D’où vient l’expression “avoir un cadavre dans le placard” ?

Je suis sûre que vous avez déjà entendu l’expression “avoir un cadavre dans le placard”. Mais savez-vous d’où elle vient et pourquoi on l’utilise toujours aujourd’hui ?

Ce que signifie avoir des squelettes dans le placard

L’expression idiomatique “un squelette dans le placard” fait référence à une source cachée de quelque chose de scandaleux ou de honteux. Cela est le plus souvent utilisé lorsqu’on fait référence à quelque chose dans le passé qui causera potentiellement la ruine d’une personne ou d’un groupe de personnes lorsqu’il sera exposé. Cela signifie également un fait non divulgué sur une personne qui nuirait à sa réputation sociale au sein de la communauté si elle était révélée.

En termes simples, avoir un squelette dans le placard signifie que vous avez des secrets et d’autres souvenirs du passé que vous préféreriez garder cachés du monde.

D’où vient l’expression “Cadavre dans le placard”

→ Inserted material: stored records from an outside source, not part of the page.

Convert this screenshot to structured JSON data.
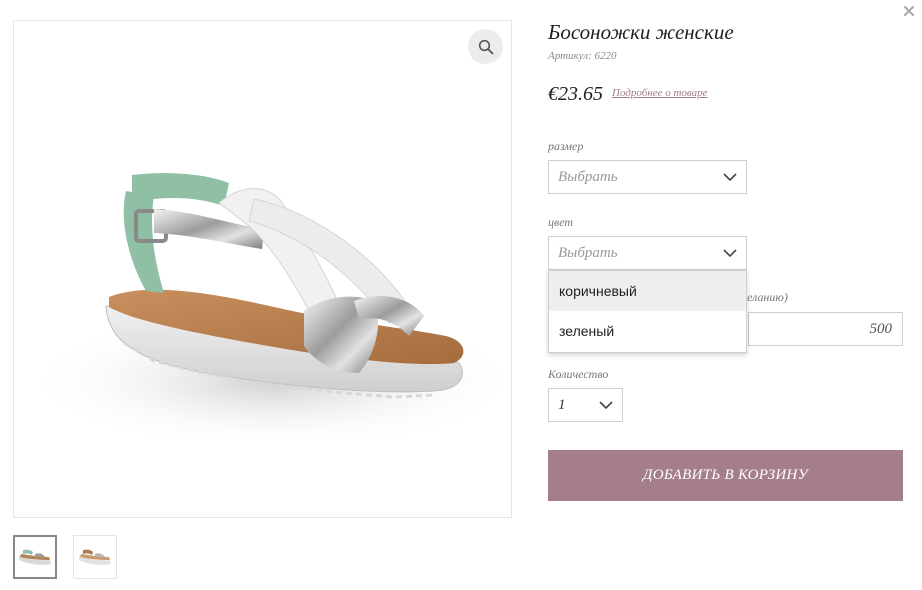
{
  "product": {
    "title": "Босоножки женские",
    "sku": "Артикул: 6220",
    "price": "€23.65",
    "details_link": "Подробнее о товаре"
  },
  "icons": {
    "close": "close-icon",
    "zoom": "magnifier-icon",
    "chevron": "chevron-down-icon"
  },
  "options": {
    "size": {
      "label": "размер",
      "placeholder": "Выбрать"
    },
    "color": {
      "label": "цвет",
      "placeholder": "Выбрать",
      "dropdown_open": true,
      "items": [
        "коричневый",
        "зеленый"
      ]
    },
    "amount": {
      "label_partial": "желанию)",
      "value": "500"
    },
    "quantity": {
      "label": "Количество",
      "value": "1"
    }
  },
  "cart_button": {
    "label": "ДОБАВИТЬ В КОРЗИНУ"
  },
  "colors": {
    "accent": "#a57e8e",
    "link": "#a07a8e"
  }
}
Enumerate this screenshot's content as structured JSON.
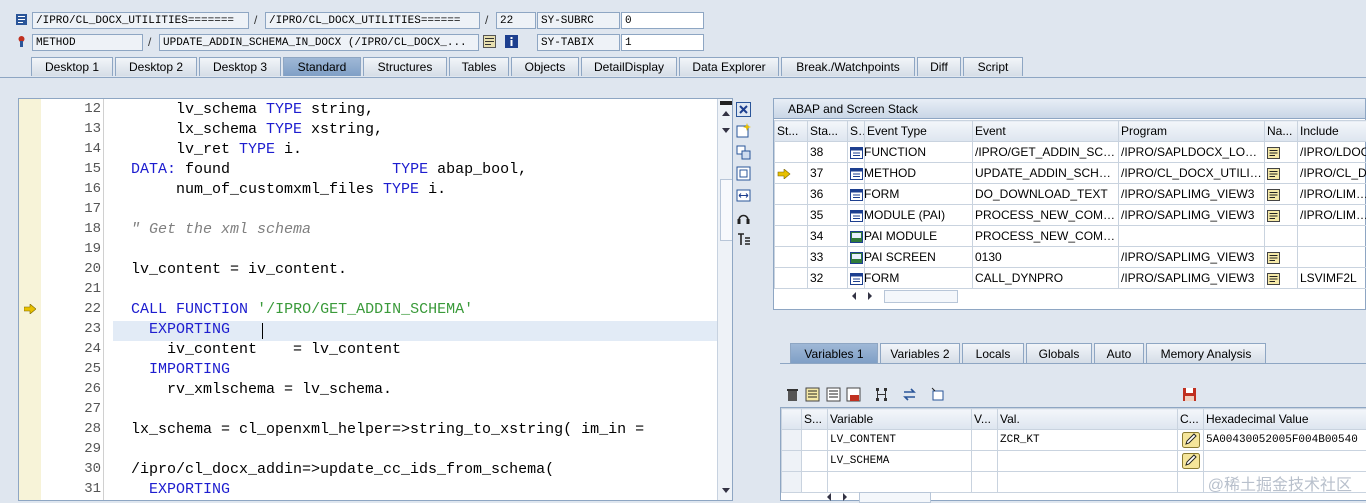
{
  "header": {
    "row1": {
      "program": "/IPRO/CL_DOCX_UTILITIES=======",
      "include": "/IPRO/CL_DOCX_UTILITIES======",
      "line": "22",
      "sy_label": "SY-SUBRC",
      "sy_value": "0"
    },
    "row2": {
      "event_type": "METHOD",
      "event": "UPDATE_ADDIN_SCHEMA_IN_DOCX (/IPRO/CL_DOCX_...",
      "sy_label": "SY-TABIX",
      "sy_value": "1"
    },
    "separator": "/"
  },
  "tabs": [
    {
      "label": "Desktop 1"
    },
    {
      "label": "Desktop 2"
    },
    {
      "label": "Desktop 3"
    },
    {
      "label": "Standard"
    },
    {
      "label": "Structures"
    },
    {
      "label": "Tables"
    },
    {
      "label": "Objects"
    },
    {
      "label": "DetailDisplay"
    },
    {
      "label": "Data Explorer"
    },
    {
      "label": "Break./Watchpoints"
    },
    {
      "label": "Diff"
    },
    {
      "label": "Script"
    }
  ],
  "code": {
    "lines": [
      {
        "n": "12",
        "parts": [
          [
            "",
            "       lv_schema "
          ],
          [
            "kw",
            "TYPE"
          ],
          [
            "",
            " string,"
          ]
        ]
      },
      {
        "n": "13",
        "parts": [
          [
            "",
            "       lx_schema "
          ],
          [
            "kw",
            "TYPE"
          ],
          [
            "",
            " xstring,"
          ]
        ]
      },
      {
        "n": "14",
        "parts": [
          [
            "",
            "       lv_ret "
          ],
          [
            "kw",
            "TYPE"
          ],
          [
            "",
            " i."
          ]
        ]
      },
      {
        "n": "15",
        "parts": [
          [
            "",
            "  "
          ],
          [
            "kw",
            "DATA:"
          ],
          [
            "",
            " found                  "
          ],
          [
            "kw",
            "TYPE"
          ],
          [
            "",
            " abap_bool,"
          ]
        ]
      },
      {
        "n": "16",
        "parts": [
          [
            "",
            "       num_of_customxml_files "
          ],
          [
            "kw",
            "TYPE"
          ],
          [
            "",
            " i."
          ]
        ]
      },
      {
        "n": "17",
        "parts": [
          [
            "",
            ""
          ]
        ]
      },
      {
        "n": "18",
        "parts": [
          [
            "",
            "  "
          ],
          [
            "cm",
            "\" Get the xml schema"
          ]
        ]
      },
      {
        "n": "19",
        "parts": [
          [
            "",
            ""
          ]
        ]
      },
      {
        "n": "20",
        "parts": [
          [
            "",
            "  lv_content = iv_content."
          ]
        ]
      },
      {
        "n": "21",
        "parts": [
          [
            "",
            ""
          ]
        ]
      },
      {
        "n": "22",
        "parts": [
          [
            "",
            "  "
          ],
          [
            "kw",
            "CALL FUNCTION"
          ],
          [
            "",
            " "
          ],
          [
            "str",
            "'/IPRO/GET_ADDIN_SCHEMA'"
          ]
        ]
      },
      {
        "n": "23",
        "parts": [
          [
            "",
            "    "
          ],
          [
            "kw",
            "EXPORTING"
          ]
        ]
      },
      {
        "n": "24",
        "parts": [
          [
            "",
            "      iv_content    = lv_content"
          ]
        ]
      },
      {
        "n": "25",
        "parts": [
          [
            "",
            "    "
          ],
          [
            "kw",
            "IMPORTING"
          ]
        ]
      },
      {
        "n": "26",
        "parts": [
          [
            "",
            "      rv_xmlschema = lv_schema."
          ]
        ]
      },
      {
        "n": "27",
        "parts": [
          [
            "",
            ""
          ]
        ]
      },
      {
        "n": "28",
        "parts": [
          [
            "",
            "  lx_schema = cl_openxml_helper=>string_to_xstring( im_in ="
          ]
        ]
      },
      {
        "n": "29",
        "parts": [
          [
            "",
            ""
          ]
        ]
      },
      {
        "n": "30",
        "parts": [
          [
            "",
            "  /ipro/cl_docx_addin=>update_cc_ids_from_schema("
          ]
        ]
      },
      {
        "n": "31",
        "parts": [
          [
            "",
            "    "
          ],
          [
            "kw",
            "EXPORTING"
          ]
        ]
      }
    ]
  },
  "stack": {
    "title": "ABAP and Screen Stack",
    "columns": [
      "St...",
      "Sta...",
      "S...",
      "Event Type",
      "Event",
      "Program",
      "Na...",
      "Include"
    ],
    "rows": [
      {
        "level": "38",
        "type": "FUNCTION",
        "event": "/IPRO/GET_ADDIN_SCH...",
        "program": "/IPRO/SAPLDOCX_LOGIC",
        "nav": true,
        "include": "/IPRO/LDOC"
      },
      {
        "level": "37",
        "type": "METHOD",
        "event": "UPDATE_ADDIN_SCHEM...",
        "program": "/IPRO/CL_DOCX_UTILITI...",
        "nav": true,
        "include": "/IPRO/CL_D",
        "current": true
      },
      {
        "level": "36",
        "type": "FORM",
        "event": "DO_DOWNLOAD_TEXT",
        "program": "/IPRO/SAPLIMG_VIEW3",
        "nav": true,
        "include": "/IPRO/LIMG_"
      },
      {
        "level": "35",
        "type": "MODULE (PAI)",
        "event": "PROCESS_NEW_COMMA...",
        "program": "/IPRO/SAPLIMG_VIEW3",
        "nav": true,
        "include": "/IPRO/LIMG_"
      },
      {
        "level": "34",
        "type": "PAI MODULE",
        "event": "PROCESS_NEW_COMMA...",
        "program": "",
        "nav": false,
        "include": ""
      },
      {
        "level": "33",
        "type": "PAI SCREEN",
        "event": "0130",
        "program": "/IPRO/SAPLIMG_VIEW3",
        "nav": true,
        "include": ""
      },
      {
        "level": "32",
        "type": "FORM",
        "event": "CALL_DYNPRO",
        "program": "/IPRO/SAPLIMG_VIEW3",
        "nav": true,
        "include": "LSVIMF2L"
      }
    ]
  },
  "var_tabs": [
    {
      "label": "Variables 1"
    },
    {
      "label": "Variables 2"
    },
    {
      "label": "Locals"
    },
    {
      "label": "Globals"
    },
    {
      "label": "Auto"
    },
    {
      "label": "Memory Analysis"
    }
  ],
  "variables": {
    "columns": [
      "S...",
      "Variable",
      "V...",
      "Val.",
      "C...",
      "Hexadecimal Value"
    ],
    "rows": [
      {
        "name": "LV_CONTENT",
        "val": "ZCR_KT",
        "hex": "5A00430052005F004B00540"
      },
      {
        "name": "LV_SCHEMA",
        "val": "",
        "hex": ""
      }
    ]
  },
  "colors": {
    "accent": "#7f9fc6",
    "keyword": "#1d1dcf",
    "string": "#3a9a3a",
    "comment": "#808080"
  },
  "watermark": "@稀土掘金技术社区"
}
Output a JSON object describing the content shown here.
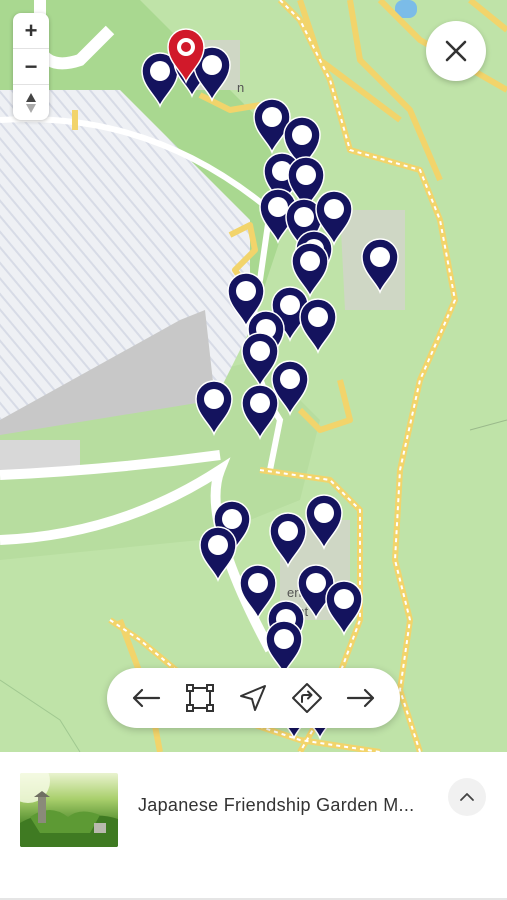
{
  "map": {
    "zoom_in_label": "+",
    "zoom_out_label": "−",
    "compass_icon": "compass-icon",
    "labels": [
      {
        "text": "n"
      },
      {
        "text": "en S"
      },
      {
        "text": "ent"
      }
    ],
    "pin_color": "#14135e",
    "selected_pin_color": "#d1192a",
    "pin_count": 41
  },
  "close_button": {
    "icon": "close-icon"
  },
  "toolbar": {
    "buttons": [
      {
        "name": "previous",
        "icon": "arrow-left-icon"
      },
      {
        "name": "select-area",
        "icon": "select-area-icon"
      },
      {
        "name": "locate",
        "icon": "navigation-icon"
      },
      {
        "name": "directions",
        "icon": "directions-icon"
      },
      {
        "name": "next",
        "icon": "arrow-right-icon"
      }
    ]
  },
  "place_card": {
    "title": "Japanese Friendship Garden M...",
    "expand_icon": "chevron-up-icon"
  }
}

Il existe plusieurs théories sur l’origine de l’expression. Peu importe d’où vous la tracez, l’expression en est venue à signifier la même chose et insinuait un passé sombre dans la vie d’une personne en apparence innocente, attendant d’être exposé au public. Le placard ou le placard en tant qu’imagerie fixe donne un sentiment de risque constant de découverte. L’origine exacte est suffisamment vague pour que toutes les utilisations méritent d’être explorées lorsqu’on considère comment un squelette, un symbole de mort ou de deuil, est devenu utilisé comme une phrase pour désigner quelque chose d’embarrassant ou de scandaleux.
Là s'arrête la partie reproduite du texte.